A Correspondence-Driven Approach for Bilevel Decision-making with Nonconvex Lower-Level Problems
Xiaotian Jiang, Jiaxiang Li, Mingyi Hong, Shuzhong Zhang
TL;DR
This work tackles bilevel optimization with nonconvex lower-level objectives by replacing the traditional rational-follower assumption with a correspondence-driven hyperfunction φ^{cd} that reflects algorithmic, bounded rationality. To handle discontinuities, it introduces Gaussian smoothing φ^{cd}_ξ, and proves convergence of the smoothed value and gradient to their nondiscretized counterparts at appropriate points. It then develops SCiNBiO, a biased SGD-based method using a cubic-regularized Newton lower-level solver, and provides convergence and oracle-complexity guarantees, including a fold-bifurcation-based refinement of lower-level complexity. The framework leverages a prevalence-based perspective on regularity to address bifurcation phenomena, linking dynamical-systems fold bifurcations to the geometry of the lower-level landscape.
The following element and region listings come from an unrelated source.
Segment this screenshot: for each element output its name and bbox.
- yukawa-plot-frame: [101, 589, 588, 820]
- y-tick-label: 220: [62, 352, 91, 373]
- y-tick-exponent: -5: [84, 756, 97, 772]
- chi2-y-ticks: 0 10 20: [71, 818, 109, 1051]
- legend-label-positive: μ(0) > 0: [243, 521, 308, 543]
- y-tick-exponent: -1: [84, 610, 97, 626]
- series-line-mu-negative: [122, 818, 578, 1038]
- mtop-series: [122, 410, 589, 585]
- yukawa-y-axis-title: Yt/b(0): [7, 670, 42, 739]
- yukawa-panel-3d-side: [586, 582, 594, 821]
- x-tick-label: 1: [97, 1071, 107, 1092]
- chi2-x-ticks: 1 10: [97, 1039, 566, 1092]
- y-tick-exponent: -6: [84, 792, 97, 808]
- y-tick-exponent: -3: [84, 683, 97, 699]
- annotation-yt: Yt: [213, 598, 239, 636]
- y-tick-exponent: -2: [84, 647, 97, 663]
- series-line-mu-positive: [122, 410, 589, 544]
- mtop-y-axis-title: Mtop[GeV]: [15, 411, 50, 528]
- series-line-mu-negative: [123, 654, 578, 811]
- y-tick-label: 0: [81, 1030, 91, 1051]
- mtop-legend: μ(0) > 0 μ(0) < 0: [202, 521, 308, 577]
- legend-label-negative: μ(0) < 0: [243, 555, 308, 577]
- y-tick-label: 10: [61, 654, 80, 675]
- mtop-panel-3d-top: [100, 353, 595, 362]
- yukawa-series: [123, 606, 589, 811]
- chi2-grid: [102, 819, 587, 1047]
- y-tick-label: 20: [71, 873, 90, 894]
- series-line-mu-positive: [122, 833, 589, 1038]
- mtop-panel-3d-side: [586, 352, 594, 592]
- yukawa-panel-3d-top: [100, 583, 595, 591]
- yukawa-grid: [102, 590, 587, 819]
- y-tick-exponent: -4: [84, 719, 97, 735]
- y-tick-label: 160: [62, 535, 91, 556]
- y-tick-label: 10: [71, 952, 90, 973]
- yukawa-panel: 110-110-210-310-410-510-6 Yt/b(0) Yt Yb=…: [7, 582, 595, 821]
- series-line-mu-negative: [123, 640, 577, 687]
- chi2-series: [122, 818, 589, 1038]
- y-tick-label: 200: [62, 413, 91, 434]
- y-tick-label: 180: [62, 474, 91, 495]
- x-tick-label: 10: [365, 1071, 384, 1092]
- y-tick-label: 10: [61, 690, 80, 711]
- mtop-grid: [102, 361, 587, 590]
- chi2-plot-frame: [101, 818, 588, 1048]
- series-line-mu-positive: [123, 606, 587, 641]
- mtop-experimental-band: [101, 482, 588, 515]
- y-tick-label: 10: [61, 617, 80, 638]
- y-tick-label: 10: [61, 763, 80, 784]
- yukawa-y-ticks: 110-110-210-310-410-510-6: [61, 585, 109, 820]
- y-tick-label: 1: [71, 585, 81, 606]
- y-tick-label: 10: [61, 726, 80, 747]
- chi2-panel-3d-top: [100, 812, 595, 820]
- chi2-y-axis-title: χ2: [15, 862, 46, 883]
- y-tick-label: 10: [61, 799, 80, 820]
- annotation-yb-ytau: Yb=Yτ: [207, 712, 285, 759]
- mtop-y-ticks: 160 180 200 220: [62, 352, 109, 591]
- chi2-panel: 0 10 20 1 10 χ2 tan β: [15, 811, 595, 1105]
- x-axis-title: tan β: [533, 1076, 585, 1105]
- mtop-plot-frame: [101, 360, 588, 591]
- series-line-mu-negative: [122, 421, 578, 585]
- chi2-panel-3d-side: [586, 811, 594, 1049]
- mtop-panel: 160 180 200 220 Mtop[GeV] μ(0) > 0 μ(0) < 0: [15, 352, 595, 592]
Experiments demonstrate SCiNBiO’s robustness against nonconvexity and its superiority over competing BLO methods in both minimax and hyperparameter-optimization tasks.
Abstract
We consider bilevel optimization problems with general nonconvex lower-level objectives and show that the classical hyperfunction-based formulation is unsettled, since the global minimizer of the lower-level problem is generally unattainable. To address this issue, we propose a correspondence-driven hyperfunction $φ^{\text{cd}}$. In this formulation, the follower is modeled not as a rational agent always attaining a global minimizer, but as an algorithm-based bounded rational agent whose decisions are produced by a fixed algorithm with initialization and step size. Since $φ^{\text{cd}}$ is generally discontinuous, we apply Gaussian smoothing to obtain a smooth approximation $φ^{\text{cd}}_ξ$, then show that its value and gradient converge to those of $φ^{\text{cd}}$. In the nonconvex setting, we identify that bifurcation phenomena, which arise when $g(x,\cdot)$ has a degenerate stationary point, pose a key challenge for hyperfunction-based methods. This is especially the case when $φ^{\text{cd}}_ξ$ is solved using gradient methods. To overcome this challenge, we analyze the geometric structure of the bifurcation set under some weak assumptions. Building on these results, we design a biased projected SGD-based algorithm SCiNBiO to solve $φ^{\text{cd}}_ξ$ with a cubic-regularized Newton lower-level solver. We also provide convergence guarantees and oracle complexity bounds for the upper level. Finally, we connect bifurcation theory from dynamical systems to the bilevel setting and define the notion of fold bifurcation points in this setting. Under the assumption that all degenerate stationary points are fold bifurcation points, we establish the oracle complexity of SCiNBiO for the lower-level problem.